Car AC Working Diagram
The auto A/C works like the one on your home. There is a compressor run by the engine. The compressor pumps refrigerant to the condenser coils usually mounted ahead of the radiator in the front. The refrigerant enters as a gas, gives up heat to the air flowing through the condenser, turns to a liquid and is transported via high pressure hose to the evaporator inside the dash, and a fan moves air across the cooling fins, giving up heat that evaporates the refrigerant back to a gas then passes via a return hose to the compressor.
Leaking AC Compressor for Car
The A/C compressor is a key component to the auto air conditioning system. One of the most common problems is leaks. The seals are subject to engine generated heat and vibration fail and release refrigerant. The compressor is a mechanical component subject to wear. Friction is high and metal particles are introduced into the compressor further compromising its operation.
Auto AC Accumulator & Drier Leak
Another component is the called the accumulator/drier that collects moisture that is entrapped in the system thereby protecting the compressor. Leaks impact the accumulator/drier by introducing more moisture into the system than it can handle. This can lead to over saturation which can damage the compressor. This component is mounted between the evaporator and the compressor.

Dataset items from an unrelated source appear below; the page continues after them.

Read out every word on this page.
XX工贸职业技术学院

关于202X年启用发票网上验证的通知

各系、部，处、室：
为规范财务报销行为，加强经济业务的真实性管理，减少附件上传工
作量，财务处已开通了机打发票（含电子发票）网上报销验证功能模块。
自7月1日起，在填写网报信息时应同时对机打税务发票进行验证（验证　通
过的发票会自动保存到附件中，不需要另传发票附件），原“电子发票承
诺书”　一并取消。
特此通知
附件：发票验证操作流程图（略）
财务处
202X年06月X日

Orifice Tube & Expansion Valve Pressure in Auto AC
These parts regulate the flow of refrigerant. An A/C gauge attached by the technician will show irregular pressure readings. Too low on the low-pressure or gas side is as bad as the too high on the high-pressure liquid side. This put stress on the compressor leading to premature failure. Replacement of the orifice tube/expansion valve is the solution. This is mounted on the high pressure side between the condenser and the evaporator.
Damaged Universal Auto A/C Condenser
The condenser, as mentioned above is mounted in front of the radiator. It looks like a radiator, and as it sits in front of the coolant system it is subject to damage from road debris. Small stones, airborne debris and insects all contrive to compromise the efficiency of the condenser. Leaks and entrapped internal particles are the primary points of failure. As a hot the air passing through the condenser is hotter than ambient air temperatures. The engine cooling system must be designed to accommodate these higher temperatures to cool the engine.
Car AC Evaporator Leak
The evaporator is another radiator looking contraption mounted either in a housing on the engine side of the firewall or just under the dash. Inside air is recirculated through the coils to transfer the air heat to refrigerant that then expands from a liquid to a gas. Low pressure on the low side would indicate a leak in the evaporator or connecting A/C lines.

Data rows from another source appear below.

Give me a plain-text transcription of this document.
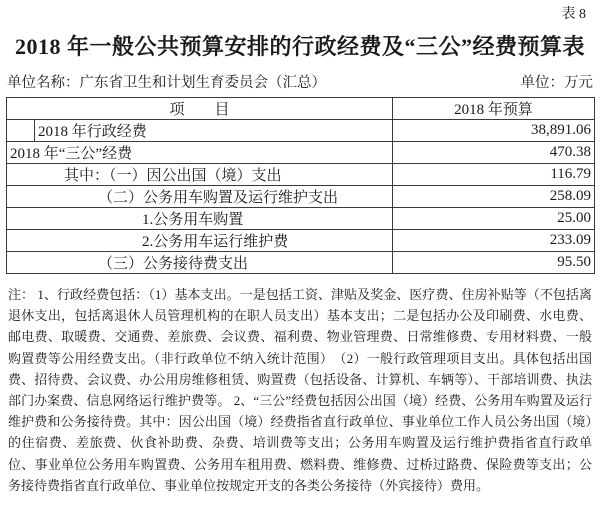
表 8
2018 年一般公共预算安排的行政经费及“三公”经费预算表
单位名称：广东省卫生和计划生育委员会（汇总）	单位：万元
项　　目		2018 年预算
	2018 年行政经费	38,891.06
2018 年“三公”经费		470.38
其中：（一）因公出国（境）支出		116.79
（二）公务用车购置及运行维护支出		258.09
1.公务用车购置		25.00
2.公务用车运行维护费		233.09
（三）公务接待费支出		95.50
注： 1、行政经费包括：（1）基本支出。一是包括工资、津贴及奖金、医疗费、住房补贴等（不包括离退休支出，包括离退休人员管理机构的在职人员支出）基本支出；二是包括办公及印刷费、水电费、邮电费、取暖费、交通费、差旅费、会议费、福利费、物业管理费、日常维修费、专用材料费、一般购置费等公用经费支出。（非行政单位不纳入统计范围）　（2）一般行政管理项目支出。具体包括出国费、招待费、会议费、办公用房维修租赁、购置费（包括设备、计算机、车辆等）、干部培训费、执法部门办案费、信息网络运行维护费等。 2、“三公”经费包括因公出国（境）经费、公务用车购置及运行维护费和公务接待费。其中：因公出国（境）经费指省直行政单位、事业单位工作人员公务出国（境）的住宿费、差旅费、伙食补助费、杂费、培训费等支出；公务用车购置及运行维护费指省直行政单位、事业单位公务用车购置费、公务用车租用费、燃料费、维修费、过桥过路费、保险费等支出；公务接待费指省直行政单位、事业单位按规定开支的各类公务接待（外宾接待）费用。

Auto Air Conditioning Electromagnetic Clutch Wear
Other points of failure are the electromagnetic clutch on the compressor. This uses magnetic fields created by the flow of electrical power to engage and lock the clutch. It must cycle on and off to accommodate temperature settings. It does wear out.

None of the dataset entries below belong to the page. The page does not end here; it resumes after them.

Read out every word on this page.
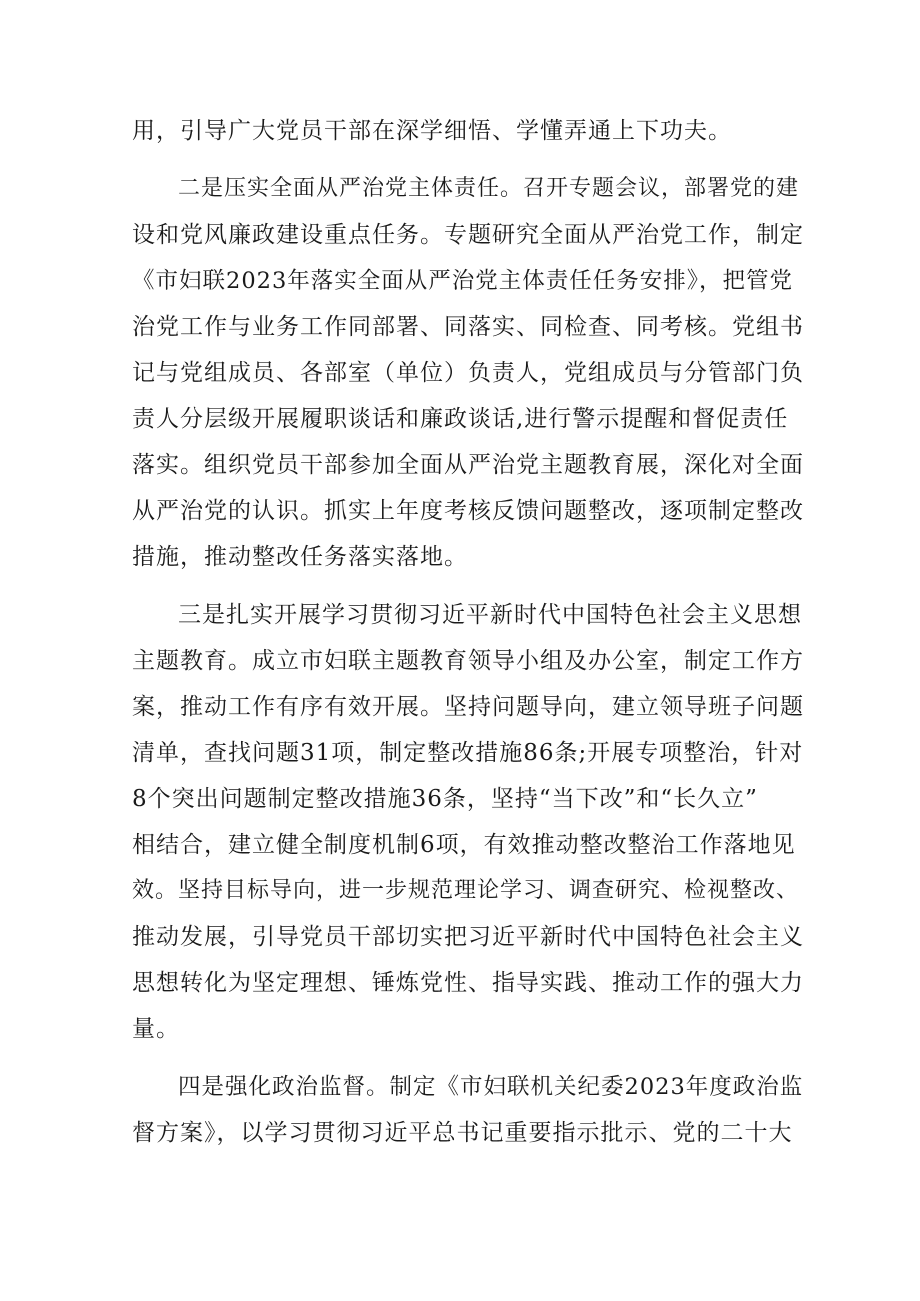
用，引导广大党员干部在深学细悟、学懂弄通上下功夫。
二是压实全面从严治党主体责任。召开专题会议，部署党的建
设和党风廉政建设重点任务。专题研究全面从严治党工作，制定
《市妇联2023年落实全面从严治党主体责任任务安排》，把管党
治党工作与业务工作同部署、同落实、同检查、同考核。党组书
记与党组成员、各部室（单位）负责人，党组成员与分管部门负
责人分层级开展履职谈话和廉政谈话,进行警示提醒和督促责任
落实。组织党员干部参加全面从严治党主题教育展，深化对全面
从严治党的认识。抓实上年度考核反馈问题整改，逐项制定整改
措施，推动整改任务落实落地。
三是扎实开展学习贯彻习近平新时代中国特色社会主义思想
主题教育。成立市妇联主题教育领导小组及办公室，制定工作方
案，推动工作有序有效开展。坚持问题导向，建立领导班子问题
清单，查找问题31项，制定整改措施86条;开展专项整治，针对
8个突出问题制定整改措施36条，坚持“当下改”和“长久立”
相结合，建立健全制度机制6项，有效推动整改整治工作落地见
效。坚持目标导向，进一步规范理论学习、调查研究、检视整改、
推动发展，引导党员干部切实把习近平新时代中国特色社会主义
思想转化为坚定理想、锤炼党性、指导实践、推动工作的强大力
量。
四是强化政治监督。制定《市妇联机关纪委2023年度政治监
督方案》，以学习贯彻习近平总书记重要指示批示、党的二十大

Slipping Auto AC Serpentine or Other Compressor Belt
The last thing on our list is the belt that drives the compressor. On modern engines there is a single point of failure as the newer vehicles use a serpentine belt to drive all the engine accessories like the A/C compressor of course. Others are the power steering, on some the emission air pump, the engine water pump and alternator that recharges the electrical and battery system.